Kiwi Post: Mark Bryan writes from NZ

New Zealand’s biggest earners are tourism and agriculture- in particular, livestock agriculture. Nobody needs reminding that tourism hasn’t been all that popular – or easy- for the past 12 months. But agriculture has never been more important.

COVID has highlighted the precariousness of our global economy. Our supply chains are disrupted, and global food security suddenly seems like quite a good idea. But that doesn’t mean that Kiwi farmers are suddenly everybody’s best mate.

As I’ve written before, our farmers are the country’s punchbag. It’s easy to understand how demoralising it must be for farmers getting up early seven days of the week, regardless of the weather, doing what they believe to be good work in feeding people, only to find themselves the subject of daily abuse.

Some of it is valid – albeit poorly communicated. We have been guilty of not protecting our waterways in some situations. We have been guilty of removing shade and shelter on some farms; or creating monocultures with minimal biodiversity. But in defence of farmers, most of this was done out of ignorance not intent. Environmental sustainability is a journey that is both dynamic and evolving- and we know much more now that we did even 10 years ago.

Equally of course, many farmers have planted heaps of trees; or re- invigorated lost wetlands; or created dynamic and complex local ecosystems on their properties. And most farmers are hugely proud of and supportive of their rural communities- they want to do their best to protect them and keep them sustainable.

But of course ruminants do emit greenhouse gases. And GHGs do warm the planet. Whether you consider biological methane to be important becomes almost a philosophical question. Yes it warms the planet; yes it does so at a much greater rate than CO2 (around 28 times); but it has a much shorter half-life (around a tenth of CO2). For contrast, nitrous oxide has a similar half-life to CO2 and 300 times the warming effect.

Critically for methane, its life cycle is circular, in that as long as we aren’t increasing the population of ruminants, we aren’t increasing CH4 in the atmosphere. It’s true of course that we have been increasing ruminants- and atmospheric methane has doubled in the past 300 years. But in the same time period, carbon dioxide and nitrous oxide also almost doubled. But only about half of methane emissions are from ruminants- the rest is from fossil fuel extraction and wetlands. In fact, CH4 emissions plateaued in the late 90s/early 2000’s: until people discovered fracking.

In other words, with stable numbers of ruminants, the impact of their methane emissions is also stable. Whereas the impact of CO2 and N20 continues to rise. Pretty much the only way to get ruminants to emit less methane is to feed them less- which is not a great strategy in New Zealand where feeding animals less has been an orthodoxy we’ve been challenging for decades.

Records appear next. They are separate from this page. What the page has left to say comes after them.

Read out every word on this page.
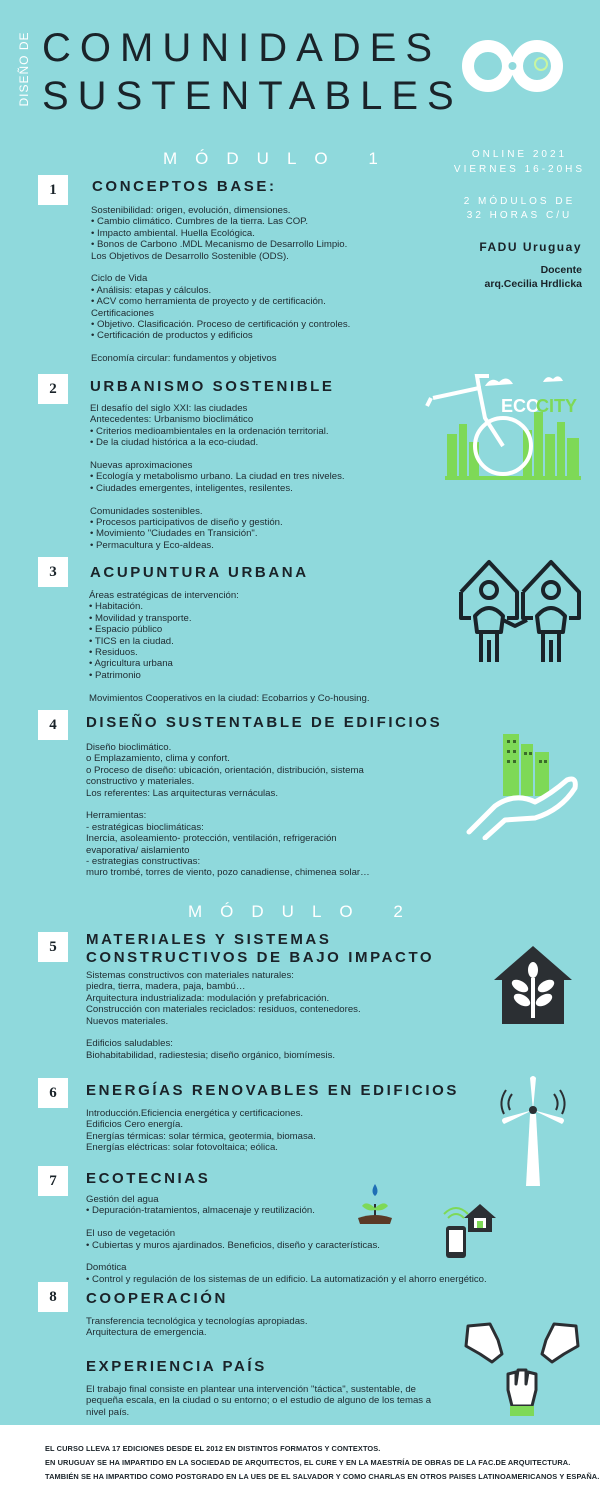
DISEÑO DE COMUNIDADES
SUSTENTABLES
MÓDULO 1	ONLINE 2021
VIERNES 16-20HS
2 MÓDULOS DE
32 HORAS C/U
FADU Uruguay
Docente
arq.Cecilia Hrdlicka
1	CONCEPTOS BASE:
Sostenibilidad: origen, evolución, dimensiones.
• Cambio climático. Cumbres de la tierra. Las COP.
• Impacto ambiental. Huella Ecológica.
• Bonos de Carbono .MDL Mecanismo de Desarrollo Limpio.
Los Objetivos de Desarrollo Sostenible (ODS).

Ciclo de Vida
• Análisis: etapas y cálculos.
• ACV como herramienta de proyecto y de certificación.
Certificaciones
• Objetivo. Clasificación. Proceso de certificación y controles.
• Certificación de productos y edificios

Economía circular: fundamentos y objetivos
2	URBANISMO SOSTENIBLE
El desafío del siglo XXI: las ciudades
Antecedentes: Urbanismo bioclimático
• Criterios medioambientales en la ordenación territorial.
• De la ciudad histórica a la eco-ciudad.

Nuevas aproximaciones
• Ecología y metabolismo urbano. La ciudad en tres niveles.
• Ciudades emergentes, inteligentes, resilentes.

Comunidades sostenibles.
• Procesos participativos de diseño y gestión.
• Movimiento "Ciudades en Transición".
• Permacultura y Eco-aldeas.
ECO
CITY
3	ACUPUNTURA URBANA
Áreas estratégicas de intervención:
• Habitación.
• Movilidad y transporte.
• Espacio público
• TICS en la ciudad.
• Residuos.
• Agricultura urbana
• Patrimonio

Movimientos Cooperativos en la ciudad: Ecobarrios y Co-housing.
4	DISEÑO SUSTENTABLE DE EDIFICIOS
Diseño bioclimático.
o Emplazamiento, clima y confort.
o Proceso de diseño: ubicación, orientación, distribución, sistema
constructivo y materiales.
Los referentes: Las arquitecturas vernáculas.

Herramientas:
- estratégicas bioclimáticas:
Inercia, asoleamiento- protección, ventilación, refrigeración
evaporativa/ aislamiento
- estrategias constructivas:
muro trombé, torres de viento, pozo canadiense, chimenea solar…
MÓDULO 2
5	MATERIALES Y SISTEMAS CONSTRUCTIVOS DE BAJO IMPACTO
Sistemas constructivos con materiales naturales:
piedra, tierra, madera, paja, bambú…
Arquitectura industrializada: modulación y prefabricación.
Construcción con materiales reciclados: residuos, contenedores.
Nuevos materiales.

Edificios saludables:
Biohabitabilidad, radiestesia; diseño orgánico, biomímesis.
6	ENERGÍAS RENOVABLES EN EDIFICIOS
Introducción.Eficiencia energética y certificaciones.
Edificios Cero energía.
Energías térmicas: solar térmica, geotermia, biomasa.
Energías eléctricas: solar fotovoltaica; eólica.
7	ECOTECNIAS
Gestión del agua
• Depuración-tratamientos, almacenaje y reutilización.

El uso de vegetación
• Cubiertas y muros ajardinados. Beneficios, diseño y características.

Domótica
• Control y regulación de los sistemas de un edificio. La automatización y el ahorro energético.
8	COOPERACIÓN
Transferencia tecnológica y tecnologías apropiadas.
Arquitectura de emergencia.
EXPERIENCIA PAÍS
El trabajo final consiste en plantear una intervención "táctica", sustentable, de
pequeña escala, en la ciudad o su entorno; o el estudio de alguno de los temas a
nivel país.
EL CURSO LLEVA 17 EDICIONES DESDE EL 2012 EN DISTINTOS FORMATOS Y CONTEXTOS.
EN URUGUAY SE HA IMPARTIDO EN LA SOCIEDAD DE ARQUITECTOS, EL CURE Y EN LA MAESTRÍA DE OBRAS DE LA FAC.DE ARQUITECTURA.
TAMBIÉN SE HA IMPARTIDO COMO POSTGRADO EN LA UES DE EL SALVADOR Y COMO CHARLAS EN OTROS PAISES LATINOAMERICANOS Y ESPAÑA.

So on the one hand, farmers have done what was asked of them and continued to feed the planet; yet on the other hand they keep on being told what they do is wrong. COVID has given them a brief respite, but it certainly can’t be said that they’re swimming in appreciation over here in New Zealand, despite most of them trying their best. In fact, there’s never been so much attention – or so many acronyms- given to making them farm differently.

Intensive Winter Grazing (IWG) has been looked at, and in 2019 we were given the Task Force, which then led in 2020 to the IWG Action Group. This group identified 7 ‘Short Term Outcomes for Animal Welfare’, which farmers are expected to address in the next couple of years.

In amongst this we’ve also had the government’s National Essential Freshwater (NEF) programme, and down where we are, Environment Southand’s own interpretation of this; and also the establishment of the Southland Intensive Winter Grazing National Essential Standard for Freshwater Advisory Group (SIWGNESFWAG in case you wondered), who also drafted a report to help farmers. Finally the Climate Change Commission (CCC) published their report and recommendations.

Unlike most of the people who draft rules and offer advice, farmers’ work is usually their life. It’s intertwined with the communities they live in and the land they live on – and they’re inseparable. They can’t just move to a new job, or retrain. Their job encapsulates their sense of self; it’s also their home, and they play out their daily lives at work, and the two are equally threaded through their local rural communities.

COVID gave us all a new appreciation for the fragility of the food chain and the importance of farmers’ role, but it hasn’t yet given the commentators and critics the insight of how to help farmers improve what they do without knocking them all down first. And while we applaud the return of trans- Tasman flights while ignoring their emissions, we decry the GHGs that farmers produce while keeping everyone fed.

For New Zealand there were two key lessons from COVID. The first was the fact that every journalist, media or sports celebrity is actually an epidemiologist, The second is that although tourism has been important- both socially and financially- farming is equally important. There are moves here to radically change the way tourism operates post- Covid, and to support the industry as they make these changes.

The same support and warmth needs to wrap around farmers as they are forced to make equally significant changes to their industry. Both can be sustainable and beneficial to New Zealand Inc, but both need Kiwis to shed their negativity and cynicism and replace them with empathy and support.